I, Claudius, historical novel by Robert Graves set in 1st-century-ce Rome, published in 1934.
The book is written as an autobiographical memoir by the Roman emperor Claudius, who is a son of a Roman general, a nephew of the emperor Tiberius, and a great-nephew of the emperor Augustus. Physically weak, afflicted with stammering, and inclined to drool, Claudius is an embarrassment to his family and is shunted to the background of imperial affairs. The benefits of his seeming ineffectuality are twofold: he becomes a scholar and historian, fascinated with the intrigues of his contemporaries, and he is spared the worst cruelties inflicted on the imperial family by its own members during the reigns of Augustus, Tiberius, and Caligula.
Palace intrigues and murders—including those of Claudius’s father and brother and of Augustus’s sons and grandsons—surround him. The machinations result from his family members’ lust for power, from their fear of losing power, from their jealousies, and from the innate cruelty and depravity of the insane Caligula.
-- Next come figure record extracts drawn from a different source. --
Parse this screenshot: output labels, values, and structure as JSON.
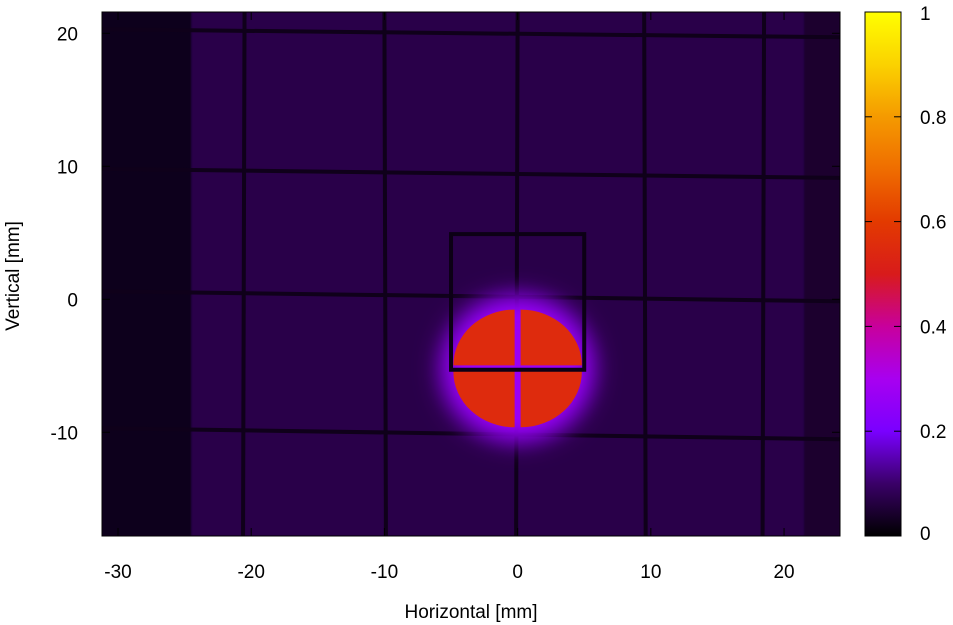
{
  "chart_data": {
    "type": "heatmap",
    "title": "",
    "xlabel": "Horizontal [mm]",
    "ylabel": "Vertical [mm]",
    "xlim": [
      -31.2,
      24.2
    ],
    "ylim": [
      -17.8,
      21.6
    ],
    "xticks": [
      -30,
      -20,
      -10,
      0,
      10,
      20
    ],
    "xtick_labels": [
      "-30",
      "-20",
      "-10",
      "0",
      "10",
      "20"
    ],
    "yticks": [
      -10,
      0,
      10,
      20
    ],
    "ytick_labels": [
      "-10",
      "0",
      "10",
      "20"
    ],
    "colorbar": {
      "min": 0,
      "max": 1,
      "ticks": [
        0,
        0.2,
        0.4,
        0.6,
        0.8,
        1
      ],
      "tick_labels": [
        "0",
        "0.2",
        "0.4",
        "0.6",
        "0.8",
        "1"
      ],
      "palette_stops": [
        {
          "v": 0.0,
          "color": "#000000"
        },
        {
          "v": 0.1,
          "color": "#3a0068"
        },
        {
          "v": 0.2,
          "color": "#7a00ff"
        },
        {
          "v": 0.3,
          "color": "#a800f0"
        },
        {
          "v": 0.4,
          "color": "#c8009c"
        },
        {
          "v": 0.5,
          "color": "#d81b1b"
        },
        {
          "v": 0.6,
          "color": "#e33a00"
        },
        {
          "v": 0.7,
          "color": "#ef6d00"
        },
        {
          "v": 0.8,
          "color": "#f59a00"
        },
        {
          "v": 0.9,
          "color": "#fbd200"
        },
        {
          "v": 1.0,
          "color": "#ffff00"
        }
      ]
    },
    "background_level": 0.07,
    "dark_band_x": [
      -31.2,
      -24.5
    ],
    "grid_wires": {
      "vertical_x": [
        -20.5,
        -10,
        0,
        9.5,
        18.5
      ],
      "horizontal_y": [
        20,
        9.5,
        0.3,
        -10
      ]
    },
    "aperture_box": {
      "x": [
        -5,
        5
      ],
      "y": [
        -5.3,
        4.9
      ]
    },
    "beam_spot": {
      "center": [
        0,
        -5.2
      ],
      "radius_x": 4.6,
      "radius_y": 4.2,
      "peak": 0.55,
      "quadrant_gap_x": 0,
      "quadrant_gap_y": -5.2
    }
  }
}
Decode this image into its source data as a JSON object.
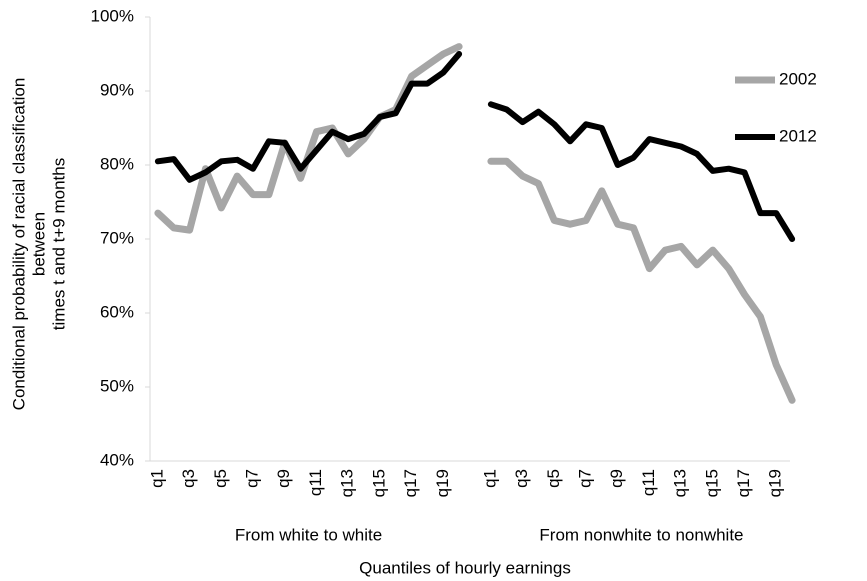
{
  "chart_data": {
    "type": "line",
    "y_label": [
      "Conditional probability of racial classification",
      "between",
      "times t and t+9 months"
    ],
    "x_label": "Quantiles of hourly earnings",
    "groups": [
      "From white to white",
      "From nonwhite to nonwhite"
    ],
    "categories": [
      "q1",
      null,
      "q3",
      null,
      "q5",
      null,
      "q7",
      null,
      "q9",
      null,
      "q11",
      null,
      "q13",
      null,
      "q15",
      null,
      "q17",
      null,
      "q19",
      null,
      null,
      "q1",
      null,
      "q3",
      null,
      "q5",
      null,
      "q7",
      null,
      "q9",
      null,
      "q11",
      null,
      "q13",
      null,
      "q15",
      null,
      "q17",
      null,
      "q19",
      null
    ],
    "series": [
      {
        "name": "2002",
        "color": "#a6a6a6",
        "values": [
          73.5,
          71.5,
          71.2,
          79.5,
          74.2,
          78.5,
          76,
          76,
          83,
          78.2,
          84.5,
          85,
          81.5,
          83.5,
          86.5,
          87.5,
          92,
          93.5,
          95,
          96,
          null,
          80.5,
          80.5,
          78.5,
          77.5,
          72.5,
          72,
          72.5,
          76.5,
          72,
          71.5,
          66,
          68.5,
          69,
          66.5,
          68.5,
          66,
          62.5,
          59.5,
          53,
          48.2
        ]
      },
      {
        "name": "2012",
        "color": "#000000",
        "values": [
          80.5,
          80.8,
          78,
          79,
          80.5,
          80.7,
          79.5,
          83.2,
          83,
          79.5,
          82,
          84.5,
          83.5,
          84.2,
          86.5,
          87,
          91,
          91,
          92.5,
          95,
          null,
          88.2,
          87.5,
          85.8,
          87.2,
          85.5,
          83.2,
          85.5,
          85,
          80,
          81,
          83.5,
          83,
          82.5,
          81.5,
          79.2,
          79.5,
          79,
          73.5,
          73.5,
          70
        ]
      }
    ],
    "ylim": [
      40,
      100
    ],
    "yticks": [
      {
        "value": 40,
        "label": "40%"
      },
      {
        "value": 50,
        "label": "50%"
      },
      {
        "value": 60,
        "label": "60%"
      },
      {
        "value": 70,
        "label": "70%"
      },
      {
        "value": 80,
        "label": "80%"
      },
      {
        "value": 90,
        "label": "90%"
      },
      {
        "value": 100,
        "label": "100%"
      }
    ],
    "legend": "right"
  }
}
Livia, wife of Augustus and mother of Tiberius, is an especially imposing figure among the story’s cast of complex characters. Claudius’s informal narration serves to emphasize the banality of the imperial family’s endless greed and lust. The story concludes with Claudius’s ascent to the imperial throne. A sequel, Claudius the God (1935), covers Claudius’s years as Roman emperor.